In Deutschland stehen Eltern eine Vielzahl von Unterstützungseinrichtungen und -angeboten zur Verfügung. Doch insbesondere Familien, deren Lebensumstände durch verschiedene Belastungsfaktoren gekennzeichnet sind und die einen hohen Präventionsbedarf haben, können häufig nur unzureichend von Unterstützungsangeboten profitieren. Hierbei handelt es sich um das sogenannte Präventionsdilemma (Bauer, 2005; Staa & Renner, 2020; Sahrai & Bittlingmeyer, 2024). Um dieses aufzulösen, werden im Netzwerk Frühe Hilfen die Angebote der verschiedenen Akteurinnen und Akteure, Einrichtungen und Institutionen aus unterschiedlichen Sozialsystemen und Sektoren koordiniert und den Familien niedrigschwellig und möglichst passgenau zur Verfügung gestellt. Das setzt ein systematisches Erkennen relevanter Belastungsfaktoren von Eltern auf der Grundlage eines möglichst umfassenden Zugangs voraus.
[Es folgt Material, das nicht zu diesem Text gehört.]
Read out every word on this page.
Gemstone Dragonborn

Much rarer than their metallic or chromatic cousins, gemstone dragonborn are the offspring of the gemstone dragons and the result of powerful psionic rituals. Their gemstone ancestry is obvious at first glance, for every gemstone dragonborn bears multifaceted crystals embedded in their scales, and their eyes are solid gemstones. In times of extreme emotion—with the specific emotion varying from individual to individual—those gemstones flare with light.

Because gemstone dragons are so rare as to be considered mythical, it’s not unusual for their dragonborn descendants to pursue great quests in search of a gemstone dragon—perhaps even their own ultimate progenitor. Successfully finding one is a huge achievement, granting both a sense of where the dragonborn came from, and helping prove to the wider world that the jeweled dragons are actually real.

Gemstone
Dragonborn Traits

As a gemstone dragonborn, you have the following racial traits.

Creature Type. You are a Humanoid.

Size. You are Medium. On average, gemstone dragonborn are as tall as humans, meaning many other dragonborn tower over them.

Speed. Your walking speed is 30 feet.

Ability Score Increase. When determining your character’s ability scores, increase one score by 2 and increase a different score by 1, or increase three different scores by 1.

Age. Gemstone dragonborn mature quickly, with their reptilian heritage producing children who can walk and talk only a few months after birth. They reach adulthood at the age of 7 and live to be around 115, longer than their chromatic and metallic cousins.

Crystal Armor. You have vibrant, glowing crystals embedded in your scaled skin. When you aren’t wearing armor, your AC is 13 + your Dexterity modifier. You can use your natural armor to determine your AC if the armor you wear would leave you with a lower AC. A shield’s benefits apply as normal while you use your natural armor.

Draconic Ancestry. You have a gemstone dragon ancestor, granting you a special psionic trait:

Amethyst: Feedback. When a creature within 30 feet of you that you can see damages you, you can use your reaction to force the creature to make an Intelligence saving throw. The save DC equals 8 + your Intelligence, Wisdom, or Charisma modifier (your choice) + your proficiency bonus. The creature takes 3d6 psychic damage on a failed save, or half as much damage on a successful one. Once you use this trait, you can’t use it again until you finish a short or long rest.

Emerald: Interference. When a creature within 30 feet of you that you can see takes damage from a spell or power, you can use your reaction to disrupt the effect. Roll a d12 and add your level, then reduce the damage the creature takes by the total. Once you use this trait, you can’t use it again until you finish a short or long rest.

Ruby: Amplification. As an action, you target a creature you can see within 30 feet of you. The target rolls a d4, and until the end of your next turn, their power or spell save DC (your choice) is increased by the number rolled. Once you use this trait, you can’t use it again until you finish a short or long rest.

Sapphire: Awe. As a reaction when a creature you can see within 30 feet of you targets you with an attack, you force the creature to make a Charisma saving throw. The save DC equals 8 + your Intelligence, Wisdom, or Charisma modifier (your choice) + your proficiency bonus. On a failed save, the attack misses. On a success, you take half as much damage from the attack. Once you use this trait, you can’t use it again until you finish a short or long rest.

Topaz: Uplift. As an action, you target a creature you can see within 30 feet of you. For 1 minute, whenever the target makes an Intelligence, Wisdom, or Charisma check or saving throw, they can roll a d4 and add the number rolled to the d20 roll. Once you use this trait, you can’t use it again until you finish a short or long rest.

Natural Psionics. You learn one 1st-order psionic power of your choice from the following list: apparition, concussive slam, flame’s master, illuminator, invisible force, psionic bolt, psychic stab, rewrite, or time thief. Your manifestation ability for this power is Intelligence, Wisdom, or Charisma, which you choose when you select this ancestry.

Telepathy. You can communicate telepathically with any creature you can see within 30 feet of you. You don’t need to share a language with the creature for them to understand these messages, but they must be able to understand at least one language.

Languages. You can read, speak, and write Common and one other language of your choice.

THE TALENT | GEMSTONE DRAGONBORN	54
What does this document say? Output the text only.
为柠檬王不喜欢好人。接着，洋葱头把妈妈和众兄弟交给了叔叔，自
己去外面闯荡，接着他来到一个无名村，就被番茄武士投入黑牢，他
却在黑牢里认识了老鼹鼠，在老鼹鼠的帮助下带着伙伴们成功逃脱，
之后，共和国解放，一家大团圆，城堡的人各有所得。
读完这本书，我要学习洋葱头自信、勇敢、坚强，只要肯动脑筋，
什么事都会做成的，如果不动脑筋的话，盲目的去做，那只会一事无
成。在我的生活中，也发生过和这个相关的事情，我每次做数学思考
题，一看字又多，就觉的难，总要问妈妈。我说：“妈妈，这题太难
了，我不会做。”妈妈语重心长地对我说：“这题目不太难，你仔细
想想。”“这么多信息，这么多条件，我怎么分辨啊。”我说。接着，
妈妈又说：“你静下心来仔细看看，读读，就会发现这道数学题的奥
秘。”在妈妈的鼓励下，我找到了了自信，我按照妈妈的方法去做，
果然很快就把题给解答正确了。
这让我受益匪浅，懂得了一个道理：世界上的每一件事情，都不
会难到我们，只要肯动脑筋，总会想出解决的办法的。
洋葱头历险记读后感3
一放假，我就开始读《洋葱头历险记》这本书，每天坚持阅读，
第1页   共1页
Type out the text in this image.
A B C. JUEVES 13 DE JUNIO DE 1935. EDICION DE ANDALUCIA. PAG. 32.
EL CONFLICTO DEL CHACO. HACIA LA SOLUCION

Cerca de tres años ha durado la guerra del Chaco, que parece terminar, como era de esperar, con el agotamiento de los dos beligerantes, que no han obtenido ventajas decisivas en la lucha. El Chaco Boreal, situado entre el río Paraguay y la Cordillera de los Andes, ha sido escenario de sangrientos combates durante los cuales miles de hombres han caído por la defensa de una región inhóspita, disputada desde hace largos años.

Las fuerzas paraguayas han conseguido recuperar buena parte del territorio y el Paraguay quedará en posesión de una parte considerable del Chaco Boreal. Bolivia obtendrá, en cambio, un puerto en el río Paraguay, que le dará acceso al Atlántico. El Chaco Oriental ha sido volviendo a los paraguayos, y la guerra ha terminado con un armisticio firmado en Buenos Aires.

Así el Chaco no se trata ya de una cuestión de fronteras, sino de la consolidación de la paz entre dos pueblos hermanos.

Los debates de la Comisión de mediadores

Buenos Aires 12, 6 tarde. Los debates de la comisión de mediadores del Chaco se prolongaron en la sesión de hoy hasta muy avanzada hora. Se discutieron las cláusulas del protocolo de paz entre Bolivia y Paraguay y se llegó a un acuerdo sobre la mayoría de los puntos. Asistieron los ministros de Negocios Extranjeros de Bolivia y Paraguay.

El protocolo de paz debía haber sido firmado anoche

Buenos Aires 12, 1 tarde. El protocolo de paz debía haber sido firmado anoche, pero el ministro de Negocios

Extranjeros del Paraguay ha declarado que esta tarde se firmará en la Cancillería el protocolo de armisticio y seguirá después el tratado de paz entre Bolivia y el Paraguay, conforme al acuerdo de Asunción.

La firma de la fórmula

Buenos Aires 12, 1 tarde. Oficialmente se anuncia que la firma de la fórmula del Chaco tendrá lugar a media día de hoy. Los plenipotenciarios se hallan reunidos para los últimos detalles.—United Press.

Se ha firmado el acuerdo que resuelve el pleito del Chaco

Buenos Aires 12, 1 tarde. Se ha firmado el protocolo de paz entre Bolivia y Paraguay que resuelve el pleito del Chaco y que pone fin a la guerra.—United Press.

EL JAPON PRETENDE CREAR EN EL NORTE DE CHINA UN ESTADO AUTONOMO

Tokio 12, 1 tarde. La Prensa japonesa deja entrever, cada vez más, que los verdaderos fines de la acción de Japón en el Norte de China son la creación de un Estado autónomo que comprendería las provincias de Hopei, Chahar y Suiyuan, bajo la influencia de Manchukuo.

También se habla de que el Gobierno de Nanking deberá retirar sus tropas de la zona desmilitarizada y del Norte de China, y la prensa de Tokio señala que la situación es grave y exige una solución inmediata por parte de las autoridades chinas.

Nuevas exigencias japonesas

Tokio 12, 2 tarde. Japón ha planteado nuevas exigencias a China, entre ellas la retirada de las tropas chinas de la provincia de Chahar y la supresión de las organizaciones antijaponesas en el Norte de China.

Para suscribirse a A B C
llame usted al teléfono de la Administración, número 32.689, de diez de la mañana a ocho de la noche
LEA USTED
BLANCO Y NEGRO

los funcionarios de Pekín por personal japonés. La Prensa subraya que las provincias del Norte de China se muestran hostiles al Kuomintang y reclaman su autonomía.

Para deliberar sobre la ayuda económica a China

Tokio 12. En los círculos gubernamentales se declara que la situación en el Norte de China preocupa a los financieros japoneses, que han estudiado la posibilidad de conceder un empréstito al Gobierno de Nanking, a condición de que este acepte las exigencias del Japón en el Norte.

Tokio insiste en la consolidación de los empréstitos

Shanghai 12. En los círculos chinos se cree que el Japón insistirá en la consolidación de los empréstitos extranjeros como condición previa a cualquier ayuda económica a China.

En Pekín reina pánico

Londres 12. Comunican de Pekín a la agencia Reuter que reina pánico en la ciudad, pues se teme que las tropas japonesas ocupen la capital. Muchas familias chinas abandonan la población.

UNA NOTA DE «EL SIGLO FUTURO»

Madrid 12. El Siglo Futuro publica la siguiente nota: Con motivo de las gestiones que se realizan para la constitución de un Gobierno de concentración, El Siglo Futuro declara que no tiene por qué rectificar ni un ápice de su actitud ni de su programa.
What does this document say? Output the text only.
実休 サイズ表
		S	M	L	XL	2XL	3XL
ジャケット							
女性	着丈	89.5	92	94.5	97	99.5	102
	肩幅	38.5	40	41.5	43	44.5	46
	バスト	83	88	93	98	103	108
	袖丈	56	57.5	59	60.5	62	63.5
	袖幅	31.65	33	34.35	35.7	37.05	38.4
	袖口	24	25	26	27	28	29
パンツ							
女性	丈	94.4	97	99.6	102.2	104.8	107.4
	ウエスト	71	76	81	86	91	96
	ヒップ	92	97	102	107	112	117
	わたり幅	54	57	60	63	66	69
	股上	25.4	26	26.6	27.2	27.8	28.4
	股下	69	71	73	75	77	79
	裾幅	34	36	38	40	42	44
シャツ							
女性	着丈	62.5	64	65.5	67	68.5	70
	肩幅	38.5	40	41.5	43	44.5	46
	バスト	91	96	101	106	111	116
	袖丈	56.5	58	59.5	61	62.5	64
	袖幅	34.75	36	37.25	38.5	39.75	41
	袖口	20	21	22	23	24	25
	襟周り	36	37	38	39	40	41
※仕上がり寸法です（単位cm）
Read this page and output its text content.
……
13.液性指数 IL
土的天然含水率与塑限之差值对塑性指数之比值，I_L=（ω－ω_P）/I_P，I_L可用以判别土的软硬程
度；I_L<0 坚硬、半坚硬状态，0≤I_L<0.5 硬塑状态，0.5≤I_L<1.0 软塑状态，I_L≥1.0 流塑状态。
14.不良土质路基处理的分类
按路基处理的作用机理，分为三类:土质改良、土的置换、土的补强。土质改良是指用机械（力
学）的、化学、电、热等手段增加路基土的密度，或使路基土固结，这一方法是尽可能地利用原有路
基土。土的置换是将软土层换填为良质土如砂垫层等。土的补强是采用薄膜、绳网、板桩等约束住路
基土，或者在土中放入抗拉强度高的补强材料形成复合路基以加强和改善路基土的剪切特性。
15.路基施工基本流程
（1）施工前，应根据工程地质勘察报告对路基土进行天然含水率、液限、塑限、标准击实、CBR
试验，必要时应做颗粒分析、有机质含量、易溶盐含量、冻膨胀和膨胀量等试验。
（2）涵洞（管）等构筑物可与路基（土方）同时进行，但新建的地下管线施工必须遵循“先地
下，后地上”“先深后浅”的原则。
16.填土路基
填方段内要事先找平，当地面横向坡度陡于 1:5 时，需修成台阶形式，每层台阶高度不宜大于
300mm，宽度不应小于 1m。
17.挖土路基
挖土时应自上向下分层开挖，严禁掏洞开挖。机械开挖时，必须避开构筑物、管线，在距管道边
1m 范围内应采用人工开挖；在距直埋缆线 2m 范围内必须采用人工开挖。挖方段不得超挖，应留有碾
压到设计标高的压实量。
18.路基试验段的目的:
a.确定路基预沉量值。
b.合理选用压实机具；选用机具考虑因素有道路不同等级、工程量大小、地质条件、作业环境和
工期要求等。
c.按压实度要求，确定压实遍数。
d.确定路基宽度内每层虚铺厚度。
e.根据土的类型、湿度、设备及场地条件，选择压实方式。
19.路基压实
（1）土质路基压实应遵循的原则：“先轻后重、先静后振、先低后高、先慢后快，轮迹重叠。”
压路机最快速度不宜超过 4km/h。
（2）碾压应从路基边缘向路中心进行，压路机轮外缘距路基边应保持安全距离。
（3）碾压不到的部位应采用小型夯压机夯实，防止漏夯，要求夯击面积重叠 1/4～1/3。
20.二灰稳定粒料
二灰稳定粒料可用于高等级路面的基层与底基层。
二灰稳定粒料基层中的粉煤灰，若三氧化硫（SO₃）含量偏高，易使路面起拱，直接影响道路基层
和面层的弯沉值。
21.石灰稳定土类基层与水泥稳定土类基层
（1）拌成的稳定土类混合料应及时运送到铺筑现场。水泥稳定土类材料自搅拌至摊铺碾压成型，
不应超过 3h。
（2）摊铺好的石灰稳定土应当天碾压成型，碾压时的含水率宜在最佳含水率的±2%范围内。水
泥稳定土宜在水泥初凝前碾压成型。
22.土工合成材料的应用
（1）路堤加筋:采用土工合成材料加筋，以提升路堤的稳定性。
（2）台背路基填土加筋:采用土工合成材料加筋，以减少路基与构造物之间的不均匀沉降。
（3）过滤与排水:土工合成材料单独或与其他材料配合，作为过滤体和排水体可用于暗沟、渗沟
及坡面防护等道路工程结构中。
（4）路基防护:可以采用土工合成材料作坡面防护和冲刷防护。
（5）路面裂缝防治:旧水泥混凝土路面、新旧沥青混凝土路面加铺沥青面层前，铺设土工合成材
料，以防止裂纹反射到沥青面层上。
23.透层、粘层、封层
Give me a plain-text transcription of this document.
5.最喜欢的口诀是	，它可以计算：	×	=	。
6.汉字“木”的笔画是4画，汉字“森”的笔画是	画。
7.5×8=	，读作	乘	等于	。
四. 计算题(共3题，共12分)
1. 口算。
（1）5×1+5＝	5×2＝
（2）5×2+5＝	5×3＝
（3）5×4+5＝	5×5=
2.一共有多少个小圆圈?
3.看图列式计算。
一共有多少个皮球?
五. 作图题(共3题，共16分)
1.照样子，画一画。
Im Mittelpunkt stehen dabei vor allem das Gesundheitswesen und die Kinder- und Jugendhilfe. Gerade Eltern mit hohem Hilfebedarf können durch eine gute Zusammenarbeit dieser beiden Bereiche unterstützt werden: Das Gesundheitswesen verfügt über notwendige, nicht-stigmatisierende Zugänge zu allen Familien und somit auch zu belasteten Familien. Die Kinder- und Jugendhilfe kann insbesondere auf eine breite Palette an psychosozialen Hilfen zurückgreifen und zur Verfügung stellen.
Frühe Hilfen im Spannungsfeld zwischen Förderung und Kontrollauftrag
Gravierende Fälle von Kindesmisshandlung und -vernachlässigung gaben ab 2006 Anlass zu einer breiten gesellschaftlichen Debatte über Kinderschutz (Kinderschutz und Prävention ‒Gesundheitsförderung). Ziel der Debatte war, das Wohl der Kinder in den Mittelpunkt der gesellschaftlichen Verantwortung zu rücken. Dabei bestand auf allen föderalen Ebenen und in Wissenschaft und Praxis Einigkeit darüber, Entwicklungsstörungen und Gefährdungen für Kinder durch Prävention vermieden werden sollen. Sowohl die Gesundheitsministerkonferenz als auch die Jugendministerkonferenz sprachen sich damals für den Aufbau präventiver gesundheitsbezogener und psychosozialer Hilfen aus, die so früh wie möglich zur Verstärkung eines umfassenden Kinderschutzes sowie für eine stärkere systematische Vernetzung und Zusammenarbeit zwischen den Systemen beitragen sollten.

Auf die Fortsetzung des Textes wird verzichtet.